Weight management can be an elusive concept that is easier said than done – to diet or not to diet, which diet, which workout is most effective – the list goes on and on. The internet is an amazing thing but, with so much instantaneous information at our fingertips, it can also be very confusing. Go365 has a three step approach to reaching and staying at a healthy weight that can help narrow down your strategy.


  • Improve your eating habits – While going cold turkey on your favorite unhealthy foods seems like the quickest approach to a healthier diet, it is often an unsuccessful one. Instead, try changing one eating habit at a time to create behavioral patterns that can be maintained long term. Healthy eating combined with exercise is more likely than dieting to help manage your weight. Controlling your portions and using moderation in your food choices are two ways to improve your eating habits without following a strict diet that will leave you feeling deprived and hungry.

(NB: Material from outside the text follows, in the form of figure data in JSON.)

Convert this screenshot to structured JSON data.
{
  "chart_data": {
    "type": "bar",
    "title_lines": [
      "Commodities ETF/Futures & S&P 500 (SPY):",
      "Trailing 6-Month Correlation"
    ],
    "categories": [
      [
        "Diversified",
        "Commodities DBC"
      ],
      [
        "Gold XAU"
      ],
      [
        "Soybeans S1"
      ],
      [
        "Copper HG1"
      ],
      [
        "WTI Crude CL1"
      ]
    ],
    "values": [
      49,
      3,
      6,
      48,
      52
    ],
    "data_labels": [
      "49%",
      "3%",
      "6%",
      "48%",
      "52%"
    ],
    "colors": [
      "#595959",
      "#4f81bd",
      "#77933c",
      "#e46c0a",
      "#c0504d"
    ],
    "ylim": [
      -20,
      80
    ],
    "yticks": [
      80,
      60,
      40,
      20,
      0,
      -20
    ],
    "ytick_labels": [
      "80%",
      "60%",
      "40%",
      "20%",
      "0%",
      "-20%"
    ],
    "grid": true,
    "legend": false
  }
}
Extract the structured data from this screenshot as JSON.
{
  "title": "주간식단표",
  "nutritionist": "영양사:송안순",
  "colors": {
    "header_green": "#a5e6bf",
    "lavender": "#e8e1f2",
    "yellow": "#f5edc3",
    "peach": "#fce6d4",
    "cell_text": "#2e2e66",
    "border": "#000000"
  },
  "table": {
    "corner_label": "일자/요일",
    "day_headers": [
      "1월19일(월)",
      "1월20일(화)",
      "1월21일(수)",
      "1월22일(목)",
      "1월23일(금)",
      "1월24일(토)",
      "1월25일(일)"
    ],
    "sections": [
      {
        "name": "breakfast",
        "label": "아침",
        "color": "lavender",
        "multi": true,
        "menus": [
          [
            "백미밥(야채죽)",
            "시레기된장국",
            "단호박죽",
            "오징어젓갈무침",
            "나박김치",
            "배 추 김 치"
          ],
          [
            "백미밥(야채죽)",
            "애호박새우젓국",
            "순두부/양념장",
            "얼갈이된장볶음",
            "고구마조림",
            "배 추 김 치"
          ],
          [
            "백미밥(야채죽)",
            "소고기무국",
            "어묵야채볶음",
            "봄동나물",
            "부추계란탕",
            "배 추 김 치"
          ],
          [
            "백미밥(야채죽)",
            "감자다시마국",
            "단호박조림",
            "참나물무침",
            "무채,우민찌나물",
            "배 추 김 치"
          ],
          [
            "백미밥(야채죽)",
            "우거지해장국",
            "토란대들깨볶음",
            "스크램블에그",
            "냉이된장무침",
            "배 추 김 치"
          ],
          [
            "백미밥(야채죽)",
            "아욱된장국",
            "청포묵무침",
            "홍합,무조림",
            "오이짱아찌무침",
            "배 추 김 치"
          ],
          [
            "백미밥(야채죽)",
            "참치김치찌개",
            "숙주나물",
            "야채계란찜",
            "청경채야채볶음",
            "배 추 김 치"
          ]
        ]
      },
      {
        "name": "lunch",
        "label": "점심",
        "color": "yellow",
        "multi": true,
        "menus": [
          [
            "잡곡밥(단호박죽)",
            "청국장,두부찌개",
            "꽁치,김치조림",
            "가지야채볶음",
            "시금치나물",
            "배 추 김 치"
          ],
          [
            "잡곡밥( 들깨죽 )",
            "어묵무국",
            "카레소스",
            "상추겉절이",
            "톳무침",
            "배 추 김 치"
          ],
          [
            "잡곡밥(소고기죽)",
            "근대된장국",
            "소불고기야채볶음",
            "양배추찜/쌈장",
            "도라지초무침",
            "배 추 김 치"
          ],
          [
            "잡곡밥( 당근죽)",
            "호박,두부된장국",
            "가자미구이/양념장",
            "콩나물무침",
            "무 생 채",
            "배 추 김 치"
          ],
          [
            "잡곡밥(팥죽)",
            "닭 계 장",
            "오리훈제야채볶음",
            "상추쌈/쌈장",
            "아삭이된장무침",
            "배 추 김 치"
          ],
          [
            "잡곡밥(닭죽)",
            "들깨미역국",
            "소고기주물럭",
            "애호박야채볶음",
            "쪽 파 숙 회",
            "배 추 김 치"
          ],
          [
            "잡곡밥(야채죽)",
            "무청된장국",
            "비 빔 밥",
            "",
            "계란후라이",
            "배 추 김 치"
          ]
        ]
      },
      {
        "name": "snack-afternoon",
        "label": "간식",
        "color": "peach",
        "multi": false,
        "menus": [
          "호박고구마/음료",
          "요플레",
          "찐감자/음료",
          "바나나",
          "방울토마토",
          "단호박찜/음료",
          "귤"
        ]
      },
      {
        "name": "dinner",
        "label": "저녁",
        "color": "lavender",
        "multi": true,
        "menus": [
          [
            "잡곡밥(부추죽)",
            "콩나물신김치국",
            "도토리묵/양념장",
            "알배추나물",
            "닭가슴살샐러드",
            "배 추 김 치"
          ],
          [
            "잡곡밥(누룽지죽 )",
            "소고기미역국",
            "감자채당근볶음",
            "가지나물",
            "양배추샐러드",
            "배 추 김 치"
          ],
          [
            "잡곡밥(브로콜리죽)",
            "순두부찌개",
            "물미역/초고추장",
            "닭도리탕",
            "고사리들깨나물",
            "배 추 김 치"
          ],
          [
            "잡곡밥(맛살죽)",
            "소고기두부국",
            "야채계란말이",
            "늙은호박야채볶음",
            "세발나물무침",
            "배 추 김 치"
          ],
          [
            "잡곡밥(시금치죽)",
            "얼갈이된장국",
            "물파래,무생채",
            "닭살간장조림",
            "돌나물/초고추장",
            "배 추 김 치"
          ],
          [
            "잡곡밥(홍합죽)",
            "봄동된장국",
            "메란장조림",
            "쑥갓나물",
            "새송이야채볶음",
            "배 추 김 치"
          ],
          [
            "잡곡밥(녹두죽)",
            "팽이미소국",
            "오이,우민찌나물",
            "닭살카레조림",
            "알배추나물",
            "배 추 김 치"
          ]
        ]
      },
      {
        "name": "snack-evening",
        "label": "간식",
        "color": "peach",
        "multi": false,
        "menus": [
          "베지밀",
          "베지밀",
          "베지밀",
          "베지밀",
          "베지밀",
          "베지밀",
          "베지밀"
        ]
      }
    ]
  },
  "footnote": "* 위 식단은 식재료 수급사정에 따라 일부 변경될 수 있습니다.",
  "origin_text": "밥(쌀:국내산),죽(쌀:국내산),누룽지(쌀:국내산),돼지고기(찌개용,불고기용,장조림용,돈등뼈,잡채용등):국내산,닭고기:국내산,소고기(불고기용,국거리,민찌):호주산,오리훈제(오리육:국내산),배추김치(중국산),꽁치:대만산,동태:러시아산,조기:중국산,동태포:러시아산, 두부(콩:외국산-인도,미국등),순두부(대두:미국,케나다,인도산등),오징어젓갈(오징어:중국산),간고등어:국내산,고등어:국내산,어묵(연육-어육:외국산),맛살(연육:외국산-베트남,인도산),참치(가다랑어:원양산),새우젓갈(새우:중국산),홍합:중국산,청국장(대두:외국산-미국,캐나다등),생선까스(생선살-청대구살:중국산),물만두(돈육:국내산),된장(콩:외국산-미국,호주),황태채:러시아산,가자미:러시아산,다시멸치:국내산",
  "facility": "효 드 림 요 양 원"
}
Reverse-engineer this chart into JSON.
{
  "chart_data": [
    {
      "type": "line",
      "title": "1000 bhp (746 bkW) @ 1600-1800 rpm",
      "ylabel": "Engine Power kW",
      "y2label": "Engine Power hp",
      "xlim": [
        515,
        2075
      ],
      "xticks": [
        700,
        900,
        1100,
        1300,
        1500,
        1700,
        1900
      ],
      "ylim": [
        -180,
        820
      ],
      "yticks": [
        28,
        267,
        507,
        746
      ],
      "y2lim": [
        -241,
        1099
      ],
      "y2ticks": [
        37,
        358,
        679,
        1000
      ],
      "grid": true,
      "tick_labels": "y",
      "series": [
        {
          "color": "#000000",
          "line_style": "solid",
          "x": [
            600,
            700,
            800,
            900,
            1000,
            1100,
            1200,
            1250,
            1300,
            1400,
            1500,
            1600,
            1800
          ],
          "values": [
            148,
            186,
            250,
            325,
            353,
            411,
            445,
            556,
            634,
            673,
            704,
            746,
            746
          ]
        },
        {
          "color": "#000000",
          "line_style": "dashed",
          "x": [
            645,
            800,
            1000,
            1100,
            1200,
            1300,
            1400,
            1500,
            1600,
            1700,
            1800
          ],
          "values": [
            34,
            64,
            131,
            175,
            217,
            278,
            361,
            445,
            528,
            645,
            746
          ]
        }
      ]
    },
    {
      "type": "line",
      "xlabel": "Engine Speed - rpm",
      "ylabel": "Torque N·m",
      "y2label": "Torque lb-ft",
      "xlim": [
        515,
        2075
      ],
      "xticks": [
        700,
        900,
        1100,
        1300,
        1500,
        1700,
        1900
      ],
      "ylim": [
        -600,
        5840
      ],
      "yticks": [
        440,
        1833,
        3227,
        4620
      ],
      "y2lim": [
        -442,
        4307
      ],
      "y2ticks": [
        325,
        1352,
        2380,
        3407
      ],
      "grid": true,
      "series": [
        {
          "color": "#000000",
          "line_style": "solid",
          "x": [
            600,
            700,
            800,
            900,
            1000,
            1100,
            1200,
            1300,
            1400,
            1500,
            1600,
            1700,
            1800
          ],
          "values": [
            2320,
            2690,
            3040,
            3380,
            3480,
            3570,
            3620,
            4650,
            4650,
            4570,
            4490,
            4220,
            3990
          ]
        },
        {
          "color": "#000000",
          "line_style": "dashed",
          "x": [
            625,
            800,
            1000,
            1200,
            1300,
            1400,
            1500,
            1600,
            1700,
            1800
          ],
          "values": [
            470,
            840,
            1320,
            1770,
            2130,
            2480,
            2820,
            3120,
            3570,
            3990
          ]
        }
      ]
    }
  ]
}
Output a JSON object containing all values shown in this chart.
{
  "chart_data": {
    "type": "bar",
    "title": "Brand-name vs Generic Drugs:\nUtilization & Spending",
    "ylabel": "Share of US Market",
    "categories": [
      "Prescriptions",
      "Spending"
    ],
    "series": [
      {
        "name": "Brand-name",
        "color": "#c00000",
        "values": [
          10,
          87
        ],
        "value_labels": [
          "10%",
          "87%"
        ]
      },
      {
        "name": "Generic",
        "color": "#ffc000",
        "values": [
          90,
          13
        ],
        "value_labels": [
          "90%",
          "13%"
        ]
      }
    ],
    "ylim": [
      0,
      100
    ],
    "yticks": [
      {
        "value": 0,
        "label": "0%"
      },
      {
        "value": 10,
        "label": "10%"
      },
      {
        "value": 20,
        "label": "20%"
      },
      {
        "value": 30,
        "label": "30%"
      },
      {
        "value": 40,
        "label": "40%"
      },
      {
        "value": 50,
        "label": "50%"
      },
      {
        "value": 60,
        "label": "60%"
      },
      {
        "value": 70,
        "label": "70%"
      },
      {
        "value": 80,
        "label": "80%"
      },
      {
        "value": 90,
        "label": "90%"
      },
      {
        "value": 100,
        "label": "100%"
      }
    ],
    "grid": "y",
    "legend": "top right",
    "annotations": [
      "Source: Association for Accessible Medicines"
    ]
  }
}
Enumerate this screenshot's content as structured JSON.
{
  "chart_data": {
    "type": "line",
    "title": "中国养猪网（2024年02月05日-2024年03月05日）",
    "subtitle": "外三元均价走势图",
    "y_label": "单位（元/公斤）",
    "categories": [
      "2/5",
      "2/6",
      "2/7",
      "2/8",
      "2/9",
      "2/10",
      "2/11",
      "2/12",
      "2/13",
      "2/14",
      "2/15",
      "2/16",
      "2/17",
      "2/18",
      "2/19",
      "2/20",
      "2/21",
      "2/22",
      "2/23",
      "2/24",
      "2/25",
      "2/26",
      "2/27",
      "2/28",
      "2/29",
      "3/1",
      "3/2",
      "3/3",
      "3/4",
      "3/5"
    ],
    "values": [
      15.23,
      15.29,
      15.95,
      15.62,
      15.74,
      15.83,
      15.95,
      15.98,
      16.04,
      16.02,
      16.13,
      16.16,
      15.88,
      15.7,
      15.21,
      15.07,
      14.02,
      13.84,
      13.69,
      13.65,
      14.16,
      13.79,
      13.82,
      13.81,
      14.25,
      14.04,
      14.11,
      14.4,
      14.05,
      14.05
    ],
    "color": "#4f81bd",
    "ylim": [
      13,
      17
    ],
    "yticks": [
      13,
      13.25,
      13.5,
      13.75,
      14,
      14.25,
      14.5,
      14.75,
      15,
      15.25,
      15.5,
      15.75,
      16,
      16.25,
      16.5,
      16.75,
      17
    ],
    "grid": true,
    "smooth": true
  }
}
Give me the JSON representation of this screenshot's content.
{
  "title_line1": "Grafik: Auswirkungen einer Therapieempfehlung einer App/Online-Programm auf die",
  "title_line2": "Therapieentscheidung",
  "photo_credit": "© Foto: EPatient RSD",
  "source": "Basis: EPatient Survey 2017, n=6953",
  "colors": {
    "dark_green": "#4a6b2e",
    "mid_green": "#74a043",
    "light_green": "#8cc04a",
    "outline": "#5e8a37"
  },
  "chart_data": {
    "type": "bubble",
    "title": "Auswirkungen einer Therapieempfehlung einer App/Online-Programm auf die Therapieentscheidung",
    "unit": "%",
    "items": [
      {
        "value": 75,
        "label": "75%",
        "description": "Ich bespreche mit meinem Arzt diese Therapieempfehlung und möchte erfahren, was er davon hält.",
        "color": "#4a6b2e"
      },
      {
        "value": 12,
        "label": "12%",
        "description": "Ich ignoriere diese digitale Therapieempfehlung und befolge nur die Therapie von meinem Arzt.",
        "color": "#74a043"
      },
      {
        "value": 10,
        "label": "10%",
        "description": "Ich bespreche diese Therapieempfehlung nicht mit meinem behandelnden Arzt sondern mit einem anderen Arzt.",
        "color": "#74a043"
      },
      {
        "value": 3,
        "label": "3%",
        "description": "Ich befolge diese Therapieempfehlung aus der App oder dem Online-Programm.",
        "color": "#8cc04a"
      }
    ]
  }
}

  • Get active – Make physical activity a regular part of your routine by engaging in moderate exercise for at least 2-1/2 hours per week. Go365 suggests integrating easy activities into your day such as walking or biking to the store, walking with a friend or your dog, reading while on a stationary bike, taking the stairs, or housework such as mowing the lawn, raking leaves or shoveling snow.
  • Change your thinking – Our minds can be our worst enemy in weight management. Changing the way you view your body and weight loss strategy can prevent you from getting stuck. Here are some suggestions from Go365:
    • Don’t compare yourself to others. Healthy bodies come in all shapes and sizes.
    • Pay attention to how hungry or full you feel. When you eat, be aware of why you’re eating and how much you’re eating.
    • Don’t focus on dieting. Dieting almost never works over the long term.
    • Focus on improving your health instead of dieting.


Finally, set yourself up for success with lifestyle changes by having your own reason for making change, setting goals, measuring improvements to your health, thinking about what might get in your way, and getting support from others.